Definition of Gamma Particle
Gamma particles are also known as gamma rays and are chargeless. These are high energy photons that carry electromagnetic waves.
As these possess no properties of a charged substance thus remains unaffected from the electric and magnetic field. And thus, there occurs no chemical element variation when a gamma particle is emitted.
Key Differences Between Alpha, Beta, Gamma Particles
- An alpha particle is a positively charged particle consisting of 2 protons and 2 neutrons. Whereas a beta particle is a charged particle consisting of either unit negative or positive charge. As against, a gamma particle has no charge constituent and is of neutral nature.
- When an alpha particle is emitted by a nucleus then the release of positive charge changes the chemical composition of the element. Similarly, when a beta particle is emitted then the release of either electron or positron changes the chemical element. While when a gamma particle is emitted, then there is no change in the chemical element.
- Gamma particles have the highest penetrating ability in comparison to the other two. Whereas alpha particles have the lowest penetrating ability and can be stopped by a sheet of paper. On the contrary, beta particles have a moderate penetrating ability which is generally 100 times more than the alpha particle.

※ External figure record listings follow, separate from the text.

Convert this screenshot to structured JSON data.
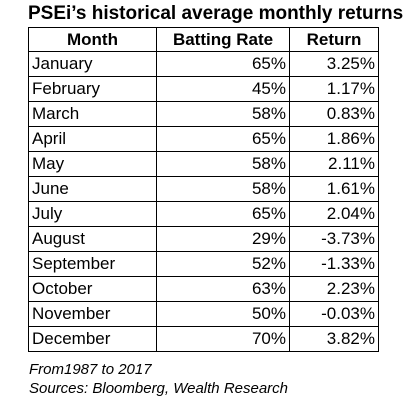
{
  "title": "PSEi’s historical average monthly returns",
  "table": {
    "headers": [
      "Month",
      "Batting Rate",
      "Return"
    ],
    "rows": [
      [
        "January",
        "65%",
        "3.25%"
      ],
      [
        "February",
        "45%",
        "1.17%"
      ],
      [
        "March",
        "58%",
        "0.83%"
      ],
      [
        "April",
        "65%",
        "1.86%"
      ],
      [
        "May",
        "58%",
        "2.11%"
      ],
      [
        "June",
        "58%",
        "1.61%"
      ],
      [
        "July",
        "65%",
        "2.04%"
      ],
      [
        "August",
        "29%",
        "-3.73%"
      ],
      [
        "September",
        "52%",
        "-1.33%"
      ],
      [
        "October",
        "63%",
        "2.23%"
      ],
      [
        "November",
        "50%",
        "-0.03%"
      ],
      [
        "December",
        "70%",
        "3.82%"
      ]
    ]
  },
  "notes": {
    "period": "From1987 to 2017",
    "sources": "Sources: Bloomberg, Wealth Research"
  }
}
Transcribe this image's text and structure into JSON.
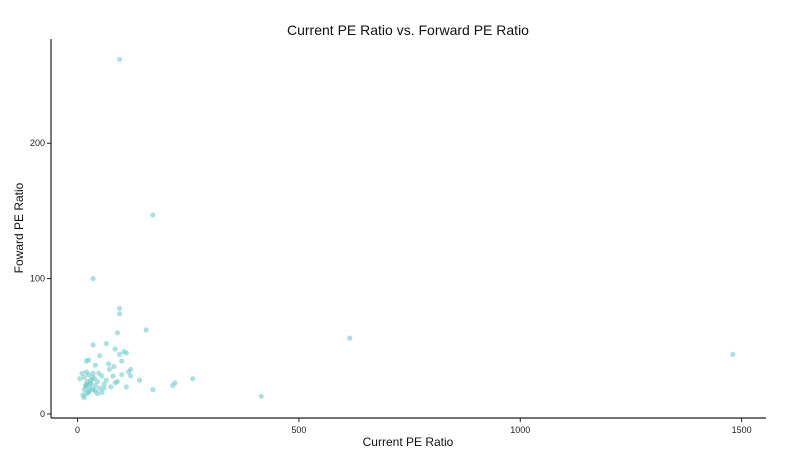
{
  "chart_data": {
    "type": "scatter",
    "title": "Current PE Ratio vs. Forward PE Ratio",
    "xlabel": "Current PE Ratio",
    "ylabel": "Foward PE Ratio",
    "xlim": [
      -60,
      1555
    ],
    "ylim": [
      -3,
      277
    ],
    "xticks": [
      0,
      500,
      1000,
      1500
    ],
    "yticks": [
      0,
      100,
      200
    ],
    "grid": false,
    "point_color": "#66c9c6",
    "points": [
      [
        95,
        262
      ],
      [
        170,
        147
      ],
      [
        35,
        100
      ],
      [
        95,
        78
      ],
      [
        95,
        74
      ],
      [
        155,
        62
      ],
      [
        90,
        60
      ],
      [
        615,
        56
      ],
      [
        35,
        51
      ],
      [
        65,
        52
      ],
      [
        85,
        48
      ],
      [
        105,
        46
      ],
      [
        95,
        44
      ],
      [
        110,
        45
      ],
      [
        50,
        43
      ],
      [
        1480,
        44
      ],
      [
        25,
        40
      ],
      [
        20,
        39
      ],
      [
        70,
        37
      ],
      [
        40,
        36
      ],
      [
        120,
        33
      ],
      [
        115,
        31
      ],
      [
        10,
        30
      ],
      [
        20,
        31
      ],
      [
        25,
        29
      ],
      [
        35,
        30
      ],
      [
        55,
        28
      ],
      [
        80,
        28
      ],
      [
        100,
        29
      ],
      [
        15,
        27
      ],
      [
        120,
        28
      ],
      [
        260,
        26
      ],
      [
        5,
        26
      ],
      [
        30,
        25
      ],
      [
        45,
        24
      ],
      [
        65,
        25
      ],
      [
        90,
        24
      ],
      [
        30,
        23
      ],
      [
        20,
        22
      ],
      [
        40,
        21
      ],
      [
        60,
        22
      ],
      [
        220,
        23
      ],
      [
        215,
        21
      ],
      [
        20,
        20
      ],
      [
        30,
        19
      ],
      [
        35,
        18
      ],
      [
        50,
        19
      ],
      [
        75,
        20
      ],
      [
        110,
        20
      ],
      [
        170,
        18
      ],
      [
        15,
        18
      ],
      [
        40,
        17
      ],
      [
        55,
        16
      ],
      [
        25,
        16
      ],
      [
        20,
        15
      ],
      [
        45,
        15
      ],
      [
        415,
        13
      ],
      [
        15,
        12
      ],
      [
        28,
        22
      ],
      [
        22,
        24
      ],
      [
        33,
        27
      ],
      [
        18,
        21
      ],
      [
        26,
        17
      ],
      [
        38,
        26
      ],
      [
        48,
        30
      ],
      [
        72,
        33
      ],
      [
        85,
        23
      ],
      [
        140,
        25
      ],
      [
        12,
        14
      ],
      [
        60,
        19
      ],
      [
        82,
        35
      ],
      [
        100,
        39
      ]
    ]
  }
}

- The velocity of propagation of alpha particle is least in comparison to beta and gamma. Basically, the velocity of beta particles is approximately equal to the velocity of light and gamma particles move with the velocity of light.
- The mass of an alpha particle is more than a beta particle, as the mass of the beta particle is 1/1000 to that of the proton. While gamma particle is massless.
- In the presence of the electric and magnetic field, alpha and beta particles are deflected towards negative and positive plates respectively. But gamma particles show no such deflection.
- When emission occurs then alpha particles generally travel up to a range of certain centimetres only. While the highest propagation range is offered by the gamma particles as against beta can travel a significantly moderate distance in meters.
- The highest mass of the alpha particle than beta and gamma accounts it for the highest ionization power. However, as the neutron is massless thus has the least ionization power and beta particle possesses moderate ionization power.
So, the above discussion concludes that according to the property possessed alpha, beta and gamma particles are differentiated. Alpha particles are used in radiotherapy during the treatment of cancer as it has low penetration ability thus the chances of damage of healthy cells are least.
While beta particles are used to check for the thickness of the material and gamma particles are used in the nuclear industry.